Chapitre 3 Trois
Les talons d’Antonia claquaient nerveusement sur le marbre tandis qu’elle franchissait les portes du siège de Walton & Co., son badge tout neuf solidement accroché à son chemisier. Elle avait passé tout le week-end à osciller entre excitation et appréhension, à essayer des tenues différentes devant Helen et Ernest comme si elle défilait sur un podium. Au bout du compte, elle avait opté pour un chemisier bleu pâle soigneusement rentré dans une jupe crayon noire, avec des escarpins modestes. Professionnel. Soigné. Sans risque.
Ses paumes étaient encore moites.
« Respire, Antonia », se murmura-t-elle en montant dans l’ascenseur. « Ce n’est qu’un travail. Un travail très important, qui sauve une carrière, qui bouleverse une vie, avec un patron qui doit probablement te prendre pour une vandale cinglée. Mais quand même : un travail. »

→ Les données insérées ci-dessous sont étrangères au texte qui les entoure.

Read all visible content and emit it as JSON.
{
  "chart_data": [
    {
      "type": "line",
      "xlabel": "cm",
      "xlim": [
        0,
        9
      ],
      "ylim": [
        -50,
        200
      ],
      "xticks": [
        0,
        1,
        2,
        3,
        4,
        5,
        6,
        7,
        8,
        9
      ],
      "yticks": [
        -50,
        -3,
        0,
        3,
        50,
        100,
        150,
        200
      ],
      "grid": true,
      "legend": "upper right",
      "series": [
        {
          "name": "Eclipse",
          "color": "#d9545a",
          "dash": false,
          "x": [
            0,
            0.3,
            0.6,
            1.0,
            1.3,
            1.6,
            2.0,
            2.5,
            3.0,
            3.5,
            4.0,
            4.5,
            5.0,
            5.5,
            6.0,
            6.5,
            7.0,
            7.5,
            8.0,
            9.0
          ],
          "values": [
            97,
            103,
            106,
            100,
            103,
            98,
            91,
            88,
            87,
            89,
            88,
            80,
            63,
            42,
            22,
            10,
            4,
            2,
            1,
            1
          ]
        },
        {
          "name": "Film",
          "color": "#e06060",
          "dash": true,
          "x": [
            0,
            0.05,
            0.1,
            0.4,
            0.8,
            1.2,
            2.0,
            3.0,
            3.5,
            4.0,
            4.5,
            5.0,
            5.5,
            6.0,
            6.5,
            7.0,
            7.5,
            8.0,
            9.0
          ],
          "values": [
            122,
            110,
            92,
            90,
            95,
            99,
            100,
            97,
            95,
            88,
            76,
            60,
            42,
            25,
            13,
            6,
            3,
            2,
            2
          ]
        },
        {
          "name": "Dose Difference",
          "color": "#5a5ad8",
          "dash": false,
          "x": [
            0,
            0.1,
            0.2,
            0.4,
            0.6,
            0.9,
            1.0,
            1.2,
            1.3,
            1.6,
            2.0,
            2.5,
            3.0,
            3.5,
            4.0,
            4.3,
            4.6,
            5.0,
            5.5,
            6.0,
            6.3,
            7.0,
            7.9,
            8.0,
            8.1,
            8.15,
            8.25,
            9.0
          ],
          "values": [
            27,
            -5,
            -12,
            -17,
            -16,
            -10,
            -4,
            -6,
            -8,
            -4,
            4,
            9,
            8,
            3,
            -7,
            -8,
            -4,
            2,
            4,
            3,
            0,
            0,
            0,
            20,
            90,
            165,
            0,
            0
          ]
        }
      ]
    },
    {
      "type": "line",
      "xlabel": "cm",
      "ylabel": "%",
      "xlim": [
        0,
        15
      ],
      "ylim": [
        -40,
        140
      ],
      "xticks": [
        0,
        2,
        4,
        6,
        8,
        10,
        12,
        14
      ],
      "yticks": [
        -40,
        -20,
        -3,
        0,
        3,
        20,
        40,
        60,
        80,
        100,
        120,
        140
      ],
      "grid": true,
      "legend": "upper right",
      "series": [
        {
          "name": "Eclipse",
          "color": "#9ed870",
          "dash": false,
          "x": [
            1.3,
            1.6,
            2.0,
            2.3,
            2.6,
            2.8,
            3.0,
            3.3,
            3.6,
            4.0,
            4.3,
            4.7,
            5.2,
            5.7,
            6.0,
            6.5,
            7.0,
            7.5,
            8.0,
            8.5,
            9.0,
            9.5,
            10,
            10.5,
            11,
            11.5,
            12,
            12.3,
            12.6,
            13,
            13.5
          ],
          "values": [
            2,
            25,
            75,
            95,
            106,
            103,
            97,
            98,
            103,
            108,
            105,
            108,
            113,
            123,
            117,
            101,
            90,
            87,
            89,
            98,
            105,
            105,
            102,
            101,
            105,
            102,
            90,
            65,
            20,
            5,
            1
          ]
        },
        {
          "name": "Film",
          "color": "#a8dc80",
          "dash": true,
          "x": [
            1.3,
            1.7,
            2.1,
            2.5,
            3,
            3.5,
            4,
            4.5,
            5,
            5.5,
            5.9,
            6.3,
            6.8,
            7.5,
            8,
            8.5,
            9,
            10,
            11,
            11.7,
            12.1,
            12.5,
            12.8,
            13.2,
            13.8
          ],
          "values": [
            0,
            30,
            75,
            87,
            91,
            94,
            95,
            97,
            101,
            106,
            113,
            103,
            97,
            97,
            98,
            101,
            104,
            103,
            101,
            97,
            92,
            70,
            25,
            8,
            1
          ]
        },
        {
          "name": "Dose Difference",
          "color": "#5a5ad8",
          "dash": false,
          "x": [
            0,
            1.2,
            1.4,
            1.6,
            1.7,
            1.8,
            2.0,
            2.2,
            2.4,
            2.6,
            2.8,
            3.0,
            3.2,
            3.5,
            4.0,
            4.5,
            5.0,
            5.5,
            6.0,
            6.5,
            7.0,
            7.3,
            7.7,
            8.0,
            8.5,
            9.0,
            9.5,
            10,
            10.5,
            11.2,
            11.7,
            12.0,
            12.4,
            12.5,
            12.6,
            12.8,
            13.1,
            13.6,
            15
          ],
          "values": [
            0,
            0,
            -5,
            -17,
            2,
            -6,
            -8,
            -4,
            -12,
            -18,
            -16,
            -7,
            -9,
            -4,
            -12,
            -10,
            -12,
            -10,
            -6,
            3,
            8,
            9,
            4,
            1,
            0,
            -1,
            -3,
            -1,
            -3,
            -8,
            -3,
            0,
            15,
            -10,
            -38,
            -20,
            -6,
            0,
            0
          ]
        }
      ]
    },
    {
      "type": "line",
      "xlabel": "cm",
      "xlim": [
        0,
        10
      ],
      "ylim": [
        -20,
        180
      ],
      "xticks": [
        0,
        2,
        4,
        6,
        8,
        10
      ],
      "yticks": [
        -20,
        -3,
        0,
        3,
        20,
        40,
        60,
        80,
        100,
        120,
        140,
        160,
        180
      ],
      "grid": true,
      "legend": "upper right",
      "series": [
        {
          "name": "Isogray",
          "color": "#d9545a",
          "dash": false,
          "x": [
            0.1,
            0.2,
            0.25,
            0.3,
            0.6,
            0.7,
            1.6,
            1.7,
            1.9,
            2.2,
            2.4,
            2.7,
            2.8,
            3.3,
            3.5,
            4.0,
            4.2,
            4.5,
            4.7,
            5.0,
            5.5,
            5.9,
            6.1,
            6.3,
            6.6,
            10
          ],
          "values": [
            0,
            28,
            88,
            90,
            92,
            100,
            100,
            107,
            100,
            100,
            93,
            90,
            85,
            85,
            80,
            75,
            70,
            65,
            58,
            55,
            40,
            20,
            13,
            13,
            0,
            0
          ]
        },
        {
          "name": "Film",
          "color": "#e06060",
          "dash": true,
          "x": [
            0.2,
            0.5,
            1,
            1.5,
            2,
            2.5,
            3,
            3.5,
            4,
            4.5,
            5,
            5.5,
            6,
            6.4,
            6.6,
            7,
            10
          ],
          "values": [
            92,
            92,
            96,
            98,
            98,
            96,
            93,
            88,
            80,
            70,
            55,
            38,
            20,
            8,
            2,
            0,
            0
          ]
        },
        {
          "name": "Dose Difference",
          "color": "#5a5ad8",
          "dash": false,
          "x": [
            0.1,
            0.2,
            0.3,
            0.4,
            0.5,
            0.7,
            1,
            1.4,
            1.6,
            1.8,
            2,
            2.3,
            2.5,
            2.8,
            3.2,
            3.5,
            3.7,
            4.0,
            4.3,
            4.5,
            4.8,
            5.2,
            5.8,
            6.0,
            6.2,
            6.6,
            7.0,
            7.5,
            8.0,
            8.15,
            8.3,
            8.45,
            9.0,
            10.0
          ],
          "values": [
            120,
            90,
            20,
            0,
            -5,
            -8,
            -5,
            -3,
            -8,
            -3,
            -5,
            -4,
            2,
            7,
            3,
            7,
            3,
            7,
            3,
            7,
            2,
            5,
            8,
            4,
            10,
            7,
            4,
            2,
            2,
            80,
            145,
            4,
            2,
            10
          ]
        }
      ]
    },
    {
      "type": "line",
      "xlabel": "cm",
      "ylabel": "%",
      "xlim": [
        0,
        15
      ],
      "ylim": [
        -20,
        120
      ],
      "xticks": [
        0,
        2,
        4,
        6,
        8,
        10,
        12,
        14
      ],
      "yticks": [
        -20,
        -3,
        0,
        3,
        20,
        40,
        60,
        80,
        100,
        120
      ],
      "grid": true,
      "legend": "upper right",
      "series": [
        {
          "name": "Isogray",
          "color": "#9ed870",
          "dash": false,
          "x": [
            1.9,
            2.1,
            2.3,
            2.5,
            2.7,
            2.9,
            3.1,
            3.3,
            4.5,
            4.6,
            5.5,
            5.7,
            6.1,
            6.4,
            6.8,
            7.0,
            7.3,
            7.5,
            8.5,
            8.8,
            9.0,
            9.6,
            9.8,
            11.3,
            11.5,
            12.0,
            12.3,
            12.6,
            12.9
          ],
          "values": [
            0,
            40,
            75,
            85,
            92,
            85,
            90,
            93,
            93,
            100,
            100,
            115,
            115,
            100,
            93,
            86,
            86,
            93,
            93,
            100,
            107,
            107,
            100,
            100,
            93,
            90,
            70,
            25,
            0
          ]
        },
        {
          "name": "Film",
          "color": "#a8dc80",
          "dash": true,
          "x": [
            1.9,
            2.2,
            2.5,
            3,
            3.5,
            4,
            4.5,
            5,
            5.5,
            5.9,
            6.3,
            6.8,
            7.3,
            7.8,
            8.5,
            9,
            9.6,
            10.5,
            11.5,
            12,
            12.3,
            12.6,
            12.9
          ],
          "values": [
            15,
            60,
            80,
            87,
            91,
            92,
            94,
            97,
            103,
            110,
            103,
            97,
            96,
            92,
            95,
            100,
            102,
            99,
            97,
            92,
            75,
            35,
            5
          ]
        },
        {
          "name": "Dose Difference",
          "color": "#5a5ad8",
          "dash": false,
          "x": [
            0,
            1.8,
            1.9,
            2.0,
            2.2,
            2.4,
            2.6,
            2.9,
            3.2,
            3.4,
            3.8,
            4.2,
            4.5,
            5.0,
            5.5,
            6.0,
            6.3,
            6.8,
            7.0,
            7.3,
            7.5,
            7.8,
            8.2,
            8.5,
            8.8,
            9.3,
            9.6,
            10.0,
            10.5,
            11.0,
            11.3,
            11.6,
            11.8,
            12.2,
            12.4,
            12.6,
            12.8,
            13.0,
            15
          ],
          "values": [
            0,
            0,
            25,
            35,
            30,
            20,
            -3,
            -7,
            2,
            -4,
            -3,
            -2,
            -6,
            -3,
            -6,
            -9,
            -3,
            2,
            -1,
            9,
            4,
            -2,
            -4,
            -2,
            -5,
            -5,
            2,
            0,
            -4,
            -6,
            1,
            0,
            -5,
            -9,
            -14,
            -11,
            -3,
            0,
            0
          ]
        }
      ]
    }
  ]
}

Les portes coulissèrent, dévoilant un vaste open space lumineux, vibrant d’activité. Les téléphones sonnaient, les claviers crépitaient, et une odeur de café frais flottait dans l’air. Les employés se déplaçaient d’un pas vif entre les allées : certains riaient en petits groupes, d’autres étaient penchés sur leurs écrans comme si leur vie en dépendait.
Antonia hésita à l’entrée, soudain consciente de l’air « nouvelle » qu’elle devait avoir, de cette fraîcheur de recrue. Avant qu’elle n’ait le temps de se dégonfler, une voix pétillante l’interpella.
— Tu dois être la petite nouvelle !
Antonia se retourna et vit une femme menue aux boucles mi-longues et au large sourire s’avancer vers elle. Elle portait une robe à pois et dégageait une assurance qui donna aussitôt à Antonia l’envie d’être son amie.
— Je suis Sarah, dit la jeune femme en tendant la main. Chargée de marketing. Bienvenue chez Walton & Co !
Antonia la serra, reconnaissante de cette chaleur.
— Merci. Je suis Antonia. Aujourd’hui… c’est mon premier jour, évidemment.
Sarah lui adressa un sourire entendu.
— Ne t’inquiète pas, tu ne te balades pas avec un panneau fluo marqué « nouvelle ». Pas encore.
Elle lui fit un clin d’œil.
— Viens, je te fais la visite express avant qu’on ne t’enterre sous la paperasse.
Pendant qu’elle la guidait, Sarah débitait des informations à mi-chemin entre l’accueil et les ragots.
— Là, c’est l’informatique : ils sauvent des vies, mais ne leur demande jamais de l’aide un lundi matin. Les RH sont au bout de ce couloir : évite-les sauf absolue nécessité. Et—oh—méfie-toi du frigo de la salle de pause. Les choses disparaissent mystérieusement. Si tu amènes des restes, protège-les au péril de ta vie.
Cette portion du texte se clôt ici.